Husky is a distributed computing system designed to handle mixed jobs of coarse-grained transformations, graph computing and machine learning. The core of Husky is written in C++ so as to leverage the performance of native runtime. For machine learning, Husky supports relaxed consistency level and asynchronous computing in order to exploit higher network/CPU throughput.
For more details about Husky, please check our Wiki.
Husky has the following minimal dependencies:
- CMake (Version >= 3.0.2)
- ZeroMQ (including both libzmq and cppzmq)
- Boost (Version >= 1.58)
- A working C++ compiler (clang/gcc Version >= 4.9/icc/MSVC)
- TCMalloc (In gperftools)
Some optional dependencies:
- libhdfs3 C/C++ HDFS Client
- MongoDB C++ Driver (Version legacy 1.1.2)
Download the Husky source code:
git clone https://github.com/husky-team/husky.git
We assume the root directory of Husky is $HUSKY_ROOT
. Go to $HUSKY_ROOT
and do a out-of-source build using CMake:
cd $HUSKY_ROOT
mkdir release
cd release
cmake -DCMAKE_BUILD_TYPE=Release ..
make help # List all build target
make -j8 Master # Build the Husky master
make $ApplicationName # Build the Husky application
Husky is supposed to run on any platform.

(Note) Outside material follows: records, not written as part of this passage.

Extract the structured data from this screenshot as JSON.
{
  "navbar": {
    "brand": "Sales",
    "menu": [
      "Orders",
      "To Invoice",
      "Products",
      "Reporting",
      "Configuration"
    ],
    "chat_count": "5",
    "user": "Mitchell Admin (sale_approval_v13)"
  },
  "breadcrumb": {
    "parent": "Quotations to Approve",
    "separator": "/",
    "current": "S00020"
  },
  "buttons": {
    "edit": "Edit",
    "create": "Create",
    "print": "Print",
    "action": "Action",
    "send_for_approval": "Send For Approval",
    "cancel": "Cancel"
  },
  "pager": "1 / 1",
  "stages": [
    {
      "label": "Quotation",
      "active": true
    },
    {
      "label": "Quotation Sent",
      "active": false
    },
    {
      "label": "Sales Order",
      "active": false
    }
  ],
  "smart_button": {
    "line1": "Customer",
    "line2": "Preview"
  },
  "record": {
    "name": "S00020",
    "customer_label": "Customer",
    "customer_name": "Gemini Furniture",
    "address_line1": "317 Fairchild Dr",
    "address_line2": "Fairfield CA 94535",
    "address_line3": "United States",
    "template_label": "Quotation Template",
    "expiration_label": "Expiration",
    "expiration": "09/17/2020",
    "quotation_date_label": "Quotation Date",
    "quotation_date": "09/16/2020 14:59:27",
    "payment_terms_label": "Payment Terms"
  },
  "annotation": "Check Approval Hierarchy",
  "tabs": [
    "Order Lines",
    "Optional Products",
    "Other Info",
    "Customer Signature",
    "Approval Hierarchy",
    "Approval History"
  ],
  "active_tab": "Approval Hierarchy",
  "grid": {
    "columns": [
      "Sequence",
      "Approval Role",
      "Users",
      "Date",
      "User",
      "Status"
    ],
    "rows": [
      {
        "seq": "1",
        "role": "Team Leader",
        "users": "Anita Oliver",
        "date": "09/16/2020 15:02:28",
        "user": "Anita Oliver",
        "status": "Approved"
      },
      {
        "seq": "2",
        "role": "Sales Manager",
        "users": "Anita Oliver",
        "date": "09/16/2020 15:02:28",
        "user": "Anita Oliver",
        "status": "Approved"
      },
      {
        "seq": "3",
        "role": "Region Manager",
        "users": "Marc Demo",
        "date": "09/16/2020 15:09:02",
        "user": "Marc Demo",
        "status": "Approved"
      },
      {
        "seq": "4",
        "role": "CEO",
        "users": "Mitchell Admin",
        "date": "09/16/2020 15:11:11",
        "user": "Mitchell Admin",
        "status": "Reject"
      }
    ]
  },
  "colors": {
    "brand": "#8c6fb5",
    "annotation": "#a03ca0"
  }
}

Configurations can be stored in a configure file(INI format) or can be the command arguments when running Husky. An example file for configuration is like the following:
# Required
master_host=xxx.xxx.xxx.xxx
master_port=yyyyy
comm_port=yyyyy
# Optional
hdfs_namenode=xxx.xxx.xxx.xxx
hdfs_namenode_port=yyyyy
# For Master
serve=1
# Session for worker information
[worker]
info=master:3
For single-machine environment, use the hostname of the machine as both the master and the (only) worker.
For distributed environment, first copy and modify $HUSKY_ROOT/exec.sh
according to actual configuration. exec.sh
depends on pssh
.
Run ./Master --help
for helps. Check the examples in examples
directory.
First make sure that the master is running. Use the following to start the master
./Master --conf /path/to/your/conf
In the distributed environment, use the following to execute workers on all machines,
./exec.sh <executable> /path/to/your/conf
In the single-machine environment, use the following,
./<executable> --conf /path/to/your/conf
Husky contains the unit tests(basic on gtest 1.7.0 in the core components. Run it with:
make HuskyUnitTest
./HuskyUnitTest
Do the following to generate API documentation,
doxygen doxygen.config
Then go to html/ for HTML documentation, and latex/ for LaTeX documentation
Copyright 2016 Husky Team
Licensed under the Apache License, Version 2.0 (the "License"); you may not use this file except in compliance with the License. You may obtain a copy of the License at
http://www.apache.org/licenses/LICENSE-2.0
Unless required by applicable law or agreed to in writing, software distributed under the License is distributed on an "AS IS" BASIS, WITHOUT WARRANTIES OR CONDITIONS OF ANY KIND, either express or implied. See the License for the specific language governing permissions and limitations under the License.